Squirrels, rail links and the Spaceship of Opportunity

Squirrels, rail links and the Spaceship of Opportunity
Image: The government is considering dropping the $12.30 station access fee

What with all the allegations of corrupt conduct surrounding parliamentarians, this old private eye has been kept pretty busy for the last couple of years doing contract work for ICAC and a certain newspaper. As a class of work it’s a cut above finding hidden assets or runaway kids. Privatisation and huge construction jobs are the name of the game, and you get to watch some slick operators in action.

Last week I hung out at NSW’s Legislative Council Standing Committee No. Three, pretending to be a journalist. The committee was spending a couple of days looking at whether the O’Farrell government should get rid of the massive $12.30 surcharge travellers pay to enter or leave the Domestic and International terminal stations on the Airport Line.

Somebody should write a black comedy about the Airport Line saga. Back in the day (we’re talking about the mid-90s here) I was doing some pro bono sleuthing for the community groups fighting the M5 East motorway proposal. They were backing the Airport Line, which was the rival proposal, so I got the inside story.

The whole idea of the line – an engineering triumph, by the way – was for public transport to shoulder the burden of getting folk to and from the airport. The line as a whole cost around $900 million, of which $200 million was for the International and Domestic terminal stations plus Green Square and Mascot. Trouble was, market fundamentalist ideology intervened. The Greiner government had initially promised that the project wouldn’t cost the public a cent. By some Thatcherite magic, the private sector would somehow pay for the whole shebang. But the government couldn’t get its act together. The line had to be completed in time for the 2000 Olympics, which meant it had to be signed off on before the April 1995 state elections and it had to look like a public-private partnership. So Bruce Baird, who was the minister for Transport, Tourism and Roads, cobbled together the deal whereby a reluctant Airport Link Company got to own and operate the four stations.

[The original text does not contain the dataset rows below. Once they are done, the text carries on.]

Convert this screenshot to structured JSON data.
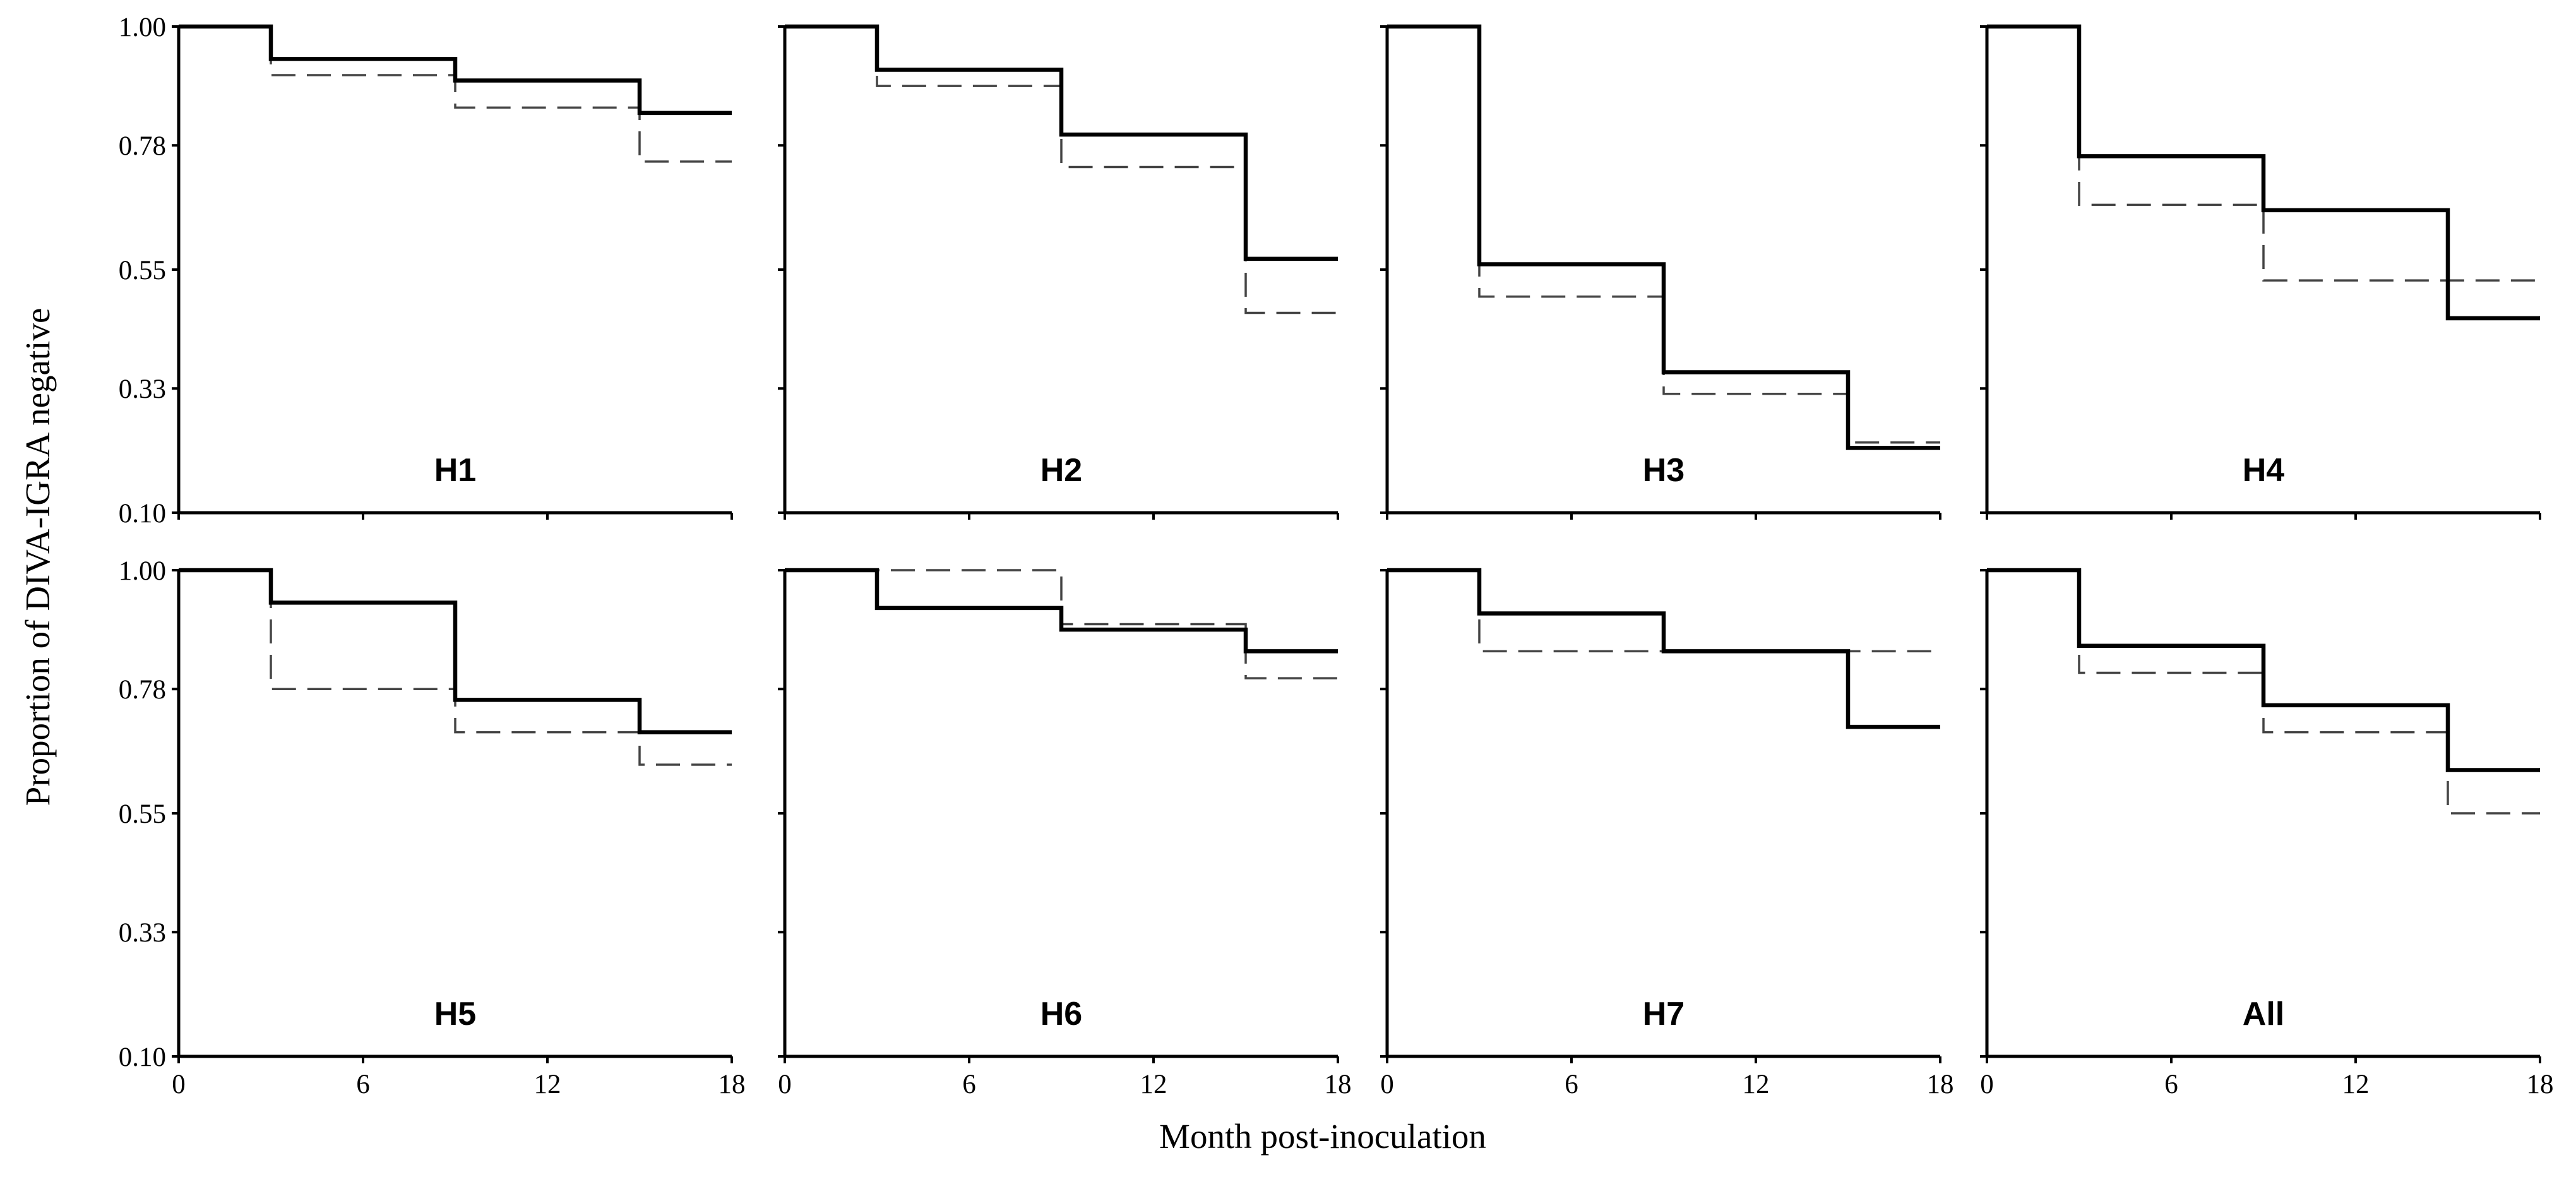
{
  "chart_data": {
    "type": "line",
    "step": true,
    "xlabel": "Month post-inoculation",
    "ylabel": "Proportion of DIVA-IGRA negative",
    "xlim": [
      0,
      18
    ],
    "ylim": [
      0.1,
      1.0
    ],
    "xticks": [
      "0",
      "6",
      "12",
      "18"
    ],
    "yticks": [
      "0.10",
      "0.33",
      "0.55",
      "0.78",
      "1.00"
    ],
    "x": [
      0,
      3,
      9,
      15,
      18
    ],
    "series_styles": [
      "solid",
      "dashed"
    ],
    "panels": [
      {
        "label": "H1",
        "series": [
          {
            "style": "solid",
            "values": [
              1.0,
              0.94,
              0.9,
              0.84,
              0.84
            ]
          },
          {
            "style": "dashed",
            "values": [
              1.0,
              0.91,
              0.85,
              0.75,
              0.75
            ]
          }
        ]
      },
      {
        "label": "H2",
        "series": [
          {
            "style": "solid",
            "values": [
              1.0,
              0.92,
              0.8,
              0.57,
              0.57
            ]
          },
          {
            "style": "dashed",
            "values": [
              1.0,
              0.89,
              0.74,
              0.47,
              0.47
            ]
          }
        ]
      },
      {
        "label": "H3",
        "series": [
          {
            "style": "solid",
            "values": [
              1.0,
              0.56,
              0.36,
              0.22,
              0.22
            ]
          },
          {
            "style": "dashed",
            "values": [
              1.0,
              0.5,
              0.32,
              0.23,
              0.23
            ]
          }
        ]
      },
      {
        "label": "H4",
        "series": [
          {
            "style": "solid",
            "values": [
              1.0,
              0.76,
              0.66,
              0.46,
              0.46
            ]
          },
          {
            "style": "dashed",
            "values": [
              1.0,
              0.67,
              0.53,
              0.53,
              0.53
            ]
          }
        ]
      },
      {
        "label": "H5",
        "series": [
          {
            "style": "solid",
            "values": [
              1.0,
              0.94,
              0.76,
              0.7,
              0.7
            ]
          },
          {
            "style": "dashed",
            "values": [
              1.0,
              0.78,
              0.7,
              0.64,
              0.64
            ]
          }
        ]
      },
      {
        "label": "H6",
        "series": [
          {
            "style": "solid",
            "values": [
              1.0,
              0.93,
              0.89,
              0.85,
              0.85
            ]
          },
          {
            "style": "dashed",
            "values": [
              1.0,
              1.0,
              0.9,
              0.8,
              0.8
            ]
          }
        ]
      },
      {
        "label": "H7",
        "series": [
          {
            "style": "solid",
            "values": [
              1.0,
              0.92,
              0.85,
              0.71,
              0.71
            ]
          },
          {
            "style": "dashed",
            "values": [
              1.0,
              0.85,
              0.85,
              0.85,
              0.85
            ]
          }
        ]
      },
      {
        "label": "All",
        "series": [
          {
            "style": "solid",
            "values": [
              1.0,
              0.86,
              0.75,
              0.63,
              0.63
            ]
          },
          {
            "style": "dashed",
            "values": [
              1.0,
              0.81,
              0.7,
              0.55,
              0.55
            ]
          }
        ]
      }
    ]
  }
}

In the upshot the line was an engineering triumph, and the overall price wasn’t bad either, but the contractual arrangements were a bugger’s muddle. The only way the station operating company could recoup the cost of construction was to whack an access fee on the stations, over and above the normal train fare. It was total madness. The access fee strongly discouraged the patronage that was supposed to pay for the stations and it encouraged people to stay in their cars. If you wanted to get from the airport to the city, it was cheaper to get a cab if you split the fare between a couple of people.

Unsurprisingly, the Airport Link Company rapidly went broke and sued the government, who counter-sued. Years of litigation followed and the Carr government made matters worse by introducing the Cash-Back scheme under which motorists were reimbursed for using the M5 Motorway.

So now we pay people to stay in their cars and penalise them if they use public transport. It’s a hell of a way to run a city, and there’s no guarantee the O’Farrell government will do the right thing, buy back the stations, and make the Airport Line do the job it was designed to do.

It took a few years for the private sector to work out how to turn public-private partnerships into a goldmine, but they finally got the hang of it. Back in March I was sitting in on an industry conference titled “Sydney’s Rail Future 2013”. The whole privatisation gang dropped in: Paul Broad from Infrastructure NSW, Carolyn McNally from Transport for NSW, Rodd Staples from the North West Rail Link project, Stephan Albin from the Urban Development Institute and Tim Williams from the Committee for Sydney. Everybody knew there were fat profits to be made from the North West Rail Link, for which Treasury had allocated a staggering $8 billion plus.

Of course the industry knows it’s being watched. They even joke about it, nervously, when they think they’re among friends.

One speaker at the conference, a vice-president of a big rail construction company, struck an especially revealing note. The man came across like a sales manager giving a pep talk full of dumb motivational slogans. There was mind-numbing stuff about squirrels showing other squirrels where the nuts were, and a slogan about “the spaceship of opportunity”. He even had a lousy photo of a squirrel up a tree.

But as the gibberish rolled on it became apparent he was calling on the assembled commercial rivals to collaborate; to resist being put into competitive bidding situations that might restrict profits. “The biggest barrier is the mindset of competition,” he said. The whole industry should be working together. And then he warned they must all maintain “ICAC awareness”. There it was in a squirrel’s nutshell. A ripple of laughter ran round the room.